The other day I felt like cheesecake. So I ran to the store took the cream cheese packest out of the box and put them on my dashboard and kept holding them to help them get soft. You must have softened cream cheese for cheesecake and then you have to bake it, let it chill, the whole process is really too long for someone as impatient as me.

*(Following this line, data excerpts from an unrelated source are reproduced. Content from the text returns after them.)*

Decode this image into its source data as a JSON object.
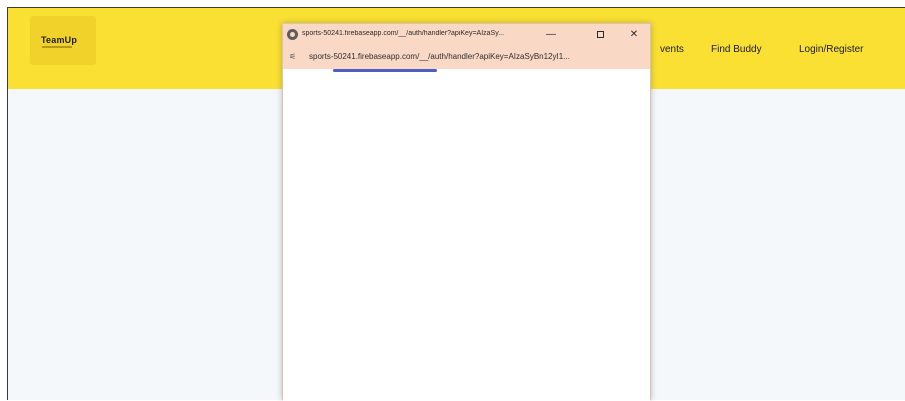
{
  "site": {
    "logo_text": "TeamUp",
    "nav": {
      "events_label": "vents",
      "find_buddy_label": "Find Buddy",
      "login_label": "Login/Register"
    }
  },
  "popup": {
    "title": "sports-50241.firebaseapp.com/__/auth/handler?apiKey=AIzaSy...",
    "url": "sports-50241.firebaseapp.com/__/auth/handler?apiKey=AIzaSyBn12yI1...",
    "buttons": {
      "minimize": "—",
      "close": "✕"
    },
    "loading_progress": 0.5
  },
  "colors": {
    "navbar": "#fbe034",
    "page_background": "#f5f8fb",
    "popup_titlebar": "#f9d9c6",
    "progress": "#4a5fc1"
  }
}
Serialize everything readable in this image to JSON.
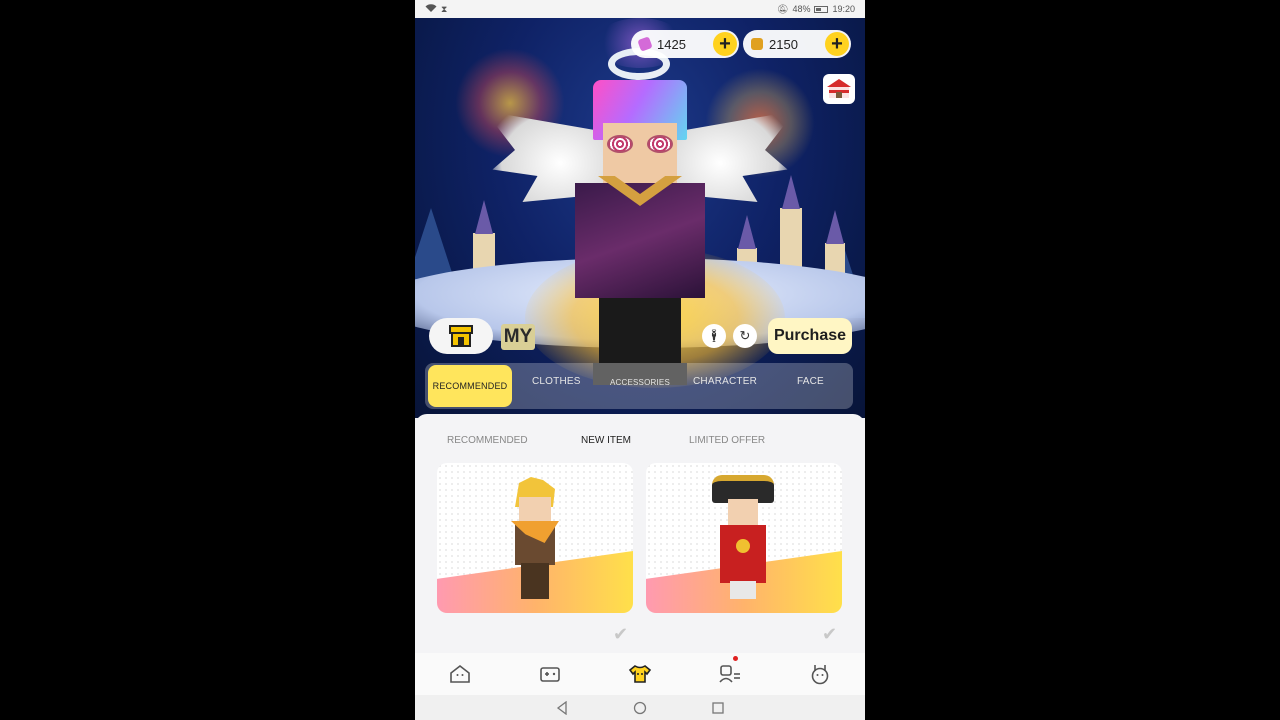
{
  "status_bar": {
    "battery": "48%",
    "time": "19:20"
  },
  "currency": [
    {
      "name": "gems",
      "amount": "1425",
      "icon": "ticket-icon",
      "color": "#d46ad8"
    },
    {
      "name": "cubes",
      "amount": "2150",
      "icon": "cube-icon",
      "color": "#e0a020"
    }
  ],
  "controls": {
    "shop_icon": "shop-icon",
    "my_label": "MY",
    "purchase_label": "Purchase"
  },
  "categories": [
    {
      "label": "RECOMMENDED",
      "active": true
    },
    {
      "label": "CLOTHES",
      "active": false
    },
    {
      "label": "ACCESSORIES",
      "active": false
    },
    {
      "label": "CHARACTER",
      "active": false
    },
    {
      "label": "FACE",
      "active": false
    }
  ],
  "subtabs": [
    {
      "label": "RECOMMENDED",
      "active": false
    },
    {
      "label": "NEW ITEM",
      "active": true
    },
    {
      "label": "LIMITED OFFER",
      "active": false
    }
  ],
  "items": [
    {
      "name": "blonde-adventurer-outfit",
      "owned": true
    },
    {
      "name": "red-emperor-outfit",
      "owned": true
    }
  ],
  "bottom_nav": [
    {
      "icon": "home-icon",
      "active": false
    },
    {
      "icon": "gamepad-icon",
      "active": false
    },
    {
      "icon": "tshirt-icon",
      "active": true
    },
    {
      "icon": "friends-icon",
      "active": false,
      "badge": true
    },
    {
      "icon": "profile-icon",
      "active": false
    }
  ],
  "colors": {
    "accent": "#ffd21f",
    "tab_active": "#ffe55c"
  }
}
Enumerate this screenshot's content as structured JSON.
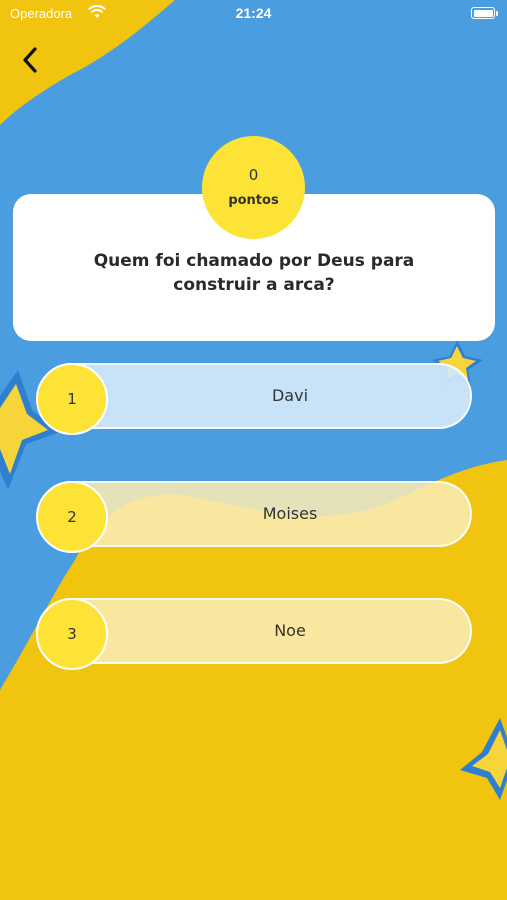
{
  "status_bar": {
    "carrier": "Operadora",
    "time": "21:24"
  },
  "navigation": {
    "back_icon": "chevron-left-icon"
  },
  "score": {
    "value": "0",
    "label": "pontos"
  },
  "question": {
    "text": "Quem foi chamado por Deus para construir a arca?"
  },
  "options": [
    {
      "number": "1",
      "label": "Davi"
    },
    {
      "number": "2",
      "label": "Moises"
    },
    {
      "number": "3",
      "label": "Noe"
    }
  ],
  "colors": {
    "background_blue": "#4a9ee0",
    "background_yellow": "#f1c40f",
    "accent_yellow": "#fde336"
  }
}
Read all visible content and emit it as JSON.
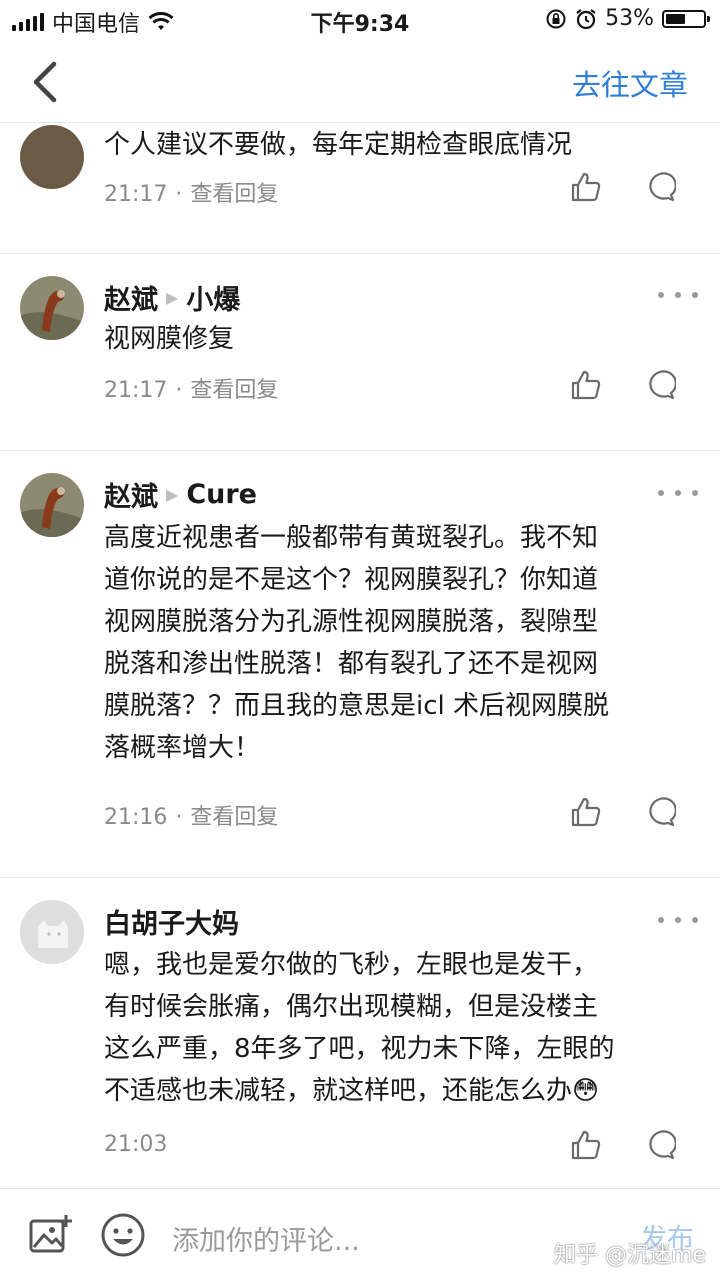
{
  "status_bar": {
    "carrier": "中国电信",
    "time": "下午9:34",
    "battery": "53%",
    "battery_level": 0.53
  },
  "nav": {
    "back_icon": "chevron-left-icon",
    "goto_article": "去往文章"
  },
  "comments": [
    {
      "author": "",
      "reply_to": "",
      "lines": [
        "个人建议不要做，每年定期检查眼底情况"
      ],
      "time": "21:17",
      "view_replies": "查看回复"
    },
    {
      "author": "赵斌",
      "reply_to": "小爆",
      "lines": [
        "视网膜修复"
      ],
      "time": "21:17",
      "view_replies": "查看回复"
    },
    {
      "author": "赵斌",
      "reply_to": "Cure",
      "lines": [
        "高度近视患者一般都带有黄斑裂孔。我不知",
        "道你说的是不是这个？视网膜裂孔？你知道",
        "视网膜脱落分为孔源性视网膜脱落，裂隙型",
        "脱落和渗出性脱落！都有裂孔了还不是视网",
        "膜脱落？？而且我的意思是icl 术后视网膜脱",
        "落概率增大！"
      ],
      "time": "21:16",
      "view_replies": "查看回复"
    },
    {
      "author": "白胡子大妈",
      "reply_to": "",
      "lines": [
        "嗯，我也是爱尔做的飞秒，左眼也是发干，",
        "有时候会胀痛，偶尔出现模糊，但是没楼主",
        "这么严重，8年多了吧，视力未下降，左眼的",
        "不适感也未减轻，就这样吧，还能怎么办😳"
      ],
      "time": "21:03",
      "view_replies": ""
    }
  ],
  "bottom_bar": {
    "image_icon": "image-add-icon",
    "emoji_icon": "emoji-icon",
    "placeholder": "添加你的评论...",
    "publish": "发布",
    "watermark": "知乎 @沉迷me"
  },
  "colors": {
    "accent": "#2f7fd6",
    "publish_disabled": "#a8c8ee",
    "meta_text": "#8a8a8a",
    "divider": "#e6e6e6"
  }
}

These cheesecake cups are part of the Chocolate Party hosted by Roxanas Home Baking. I joined the party in February and I have loved each month. This month was my “challenge” month since I am not a fan of cherries, but I did like these cheesecakes. :)Be sure to check out Chocolate Cherry Bars and see all of the other bloggers involved in the chocolate party!Print
- 14 Golden Oreo’s, crushed
- 2 tbsp butter, melted
- 2 8 oz blocks cream cheese, at room temp.
- 1/2 cups sugar
- 2 eggs
- 1 tsp vanilla extract
- 1 cup white chocolate chips, melted and cooled (melted it is about 1/2 cup)

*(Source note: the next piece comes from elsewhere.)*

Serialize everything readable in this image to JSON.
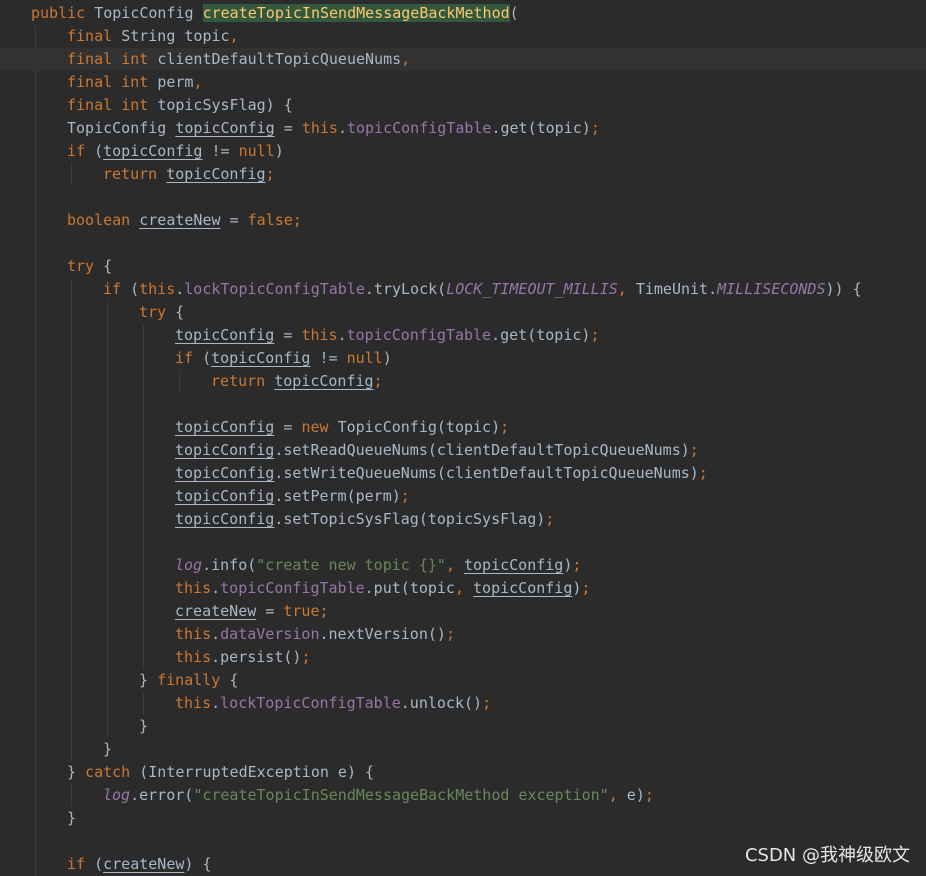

- 1/2 cup sweetened condensed milk
- 1 jar cherry pie filling
- 1 cup white chocolate chips, melted
- Preheat oven to 350F and line a muffin pan with liners.
- Use a food processor or a plastic bag and rolling pin to crush the Golden Oreos into crumbs. Put crumbs in a medium bowl, add melted butter, sugar and mix until fully combined. Set aside.
- In the bowl of an electric mixer beat cream cheese for 2 minutes. Add in sugar and mix for 1 more minute. Mix in eggs, vanilla extract, white chocolate and sweetened condensed milk.
- Scoop 1 tbsp of crust mixture into each muffin section of pan, make sure to press down evenly. Pour cheesecake mixture on top of crust into 2/3 full. Bake for 17-20 minutes, until the cheesecakes are not giggling, if the cheesecakes crack they are beginning to over bake. Let cool in pan for 1 hour and transfer to refrigerator to chill. Let cheesecakes chill in fridge for at least 4 hours or overnight.
- Scoop 1 tbsp of cherry pie filling on top of each cheesecake.
- Melt white chocolate chips and drizzle on top of cheesecakes. Store in fridge.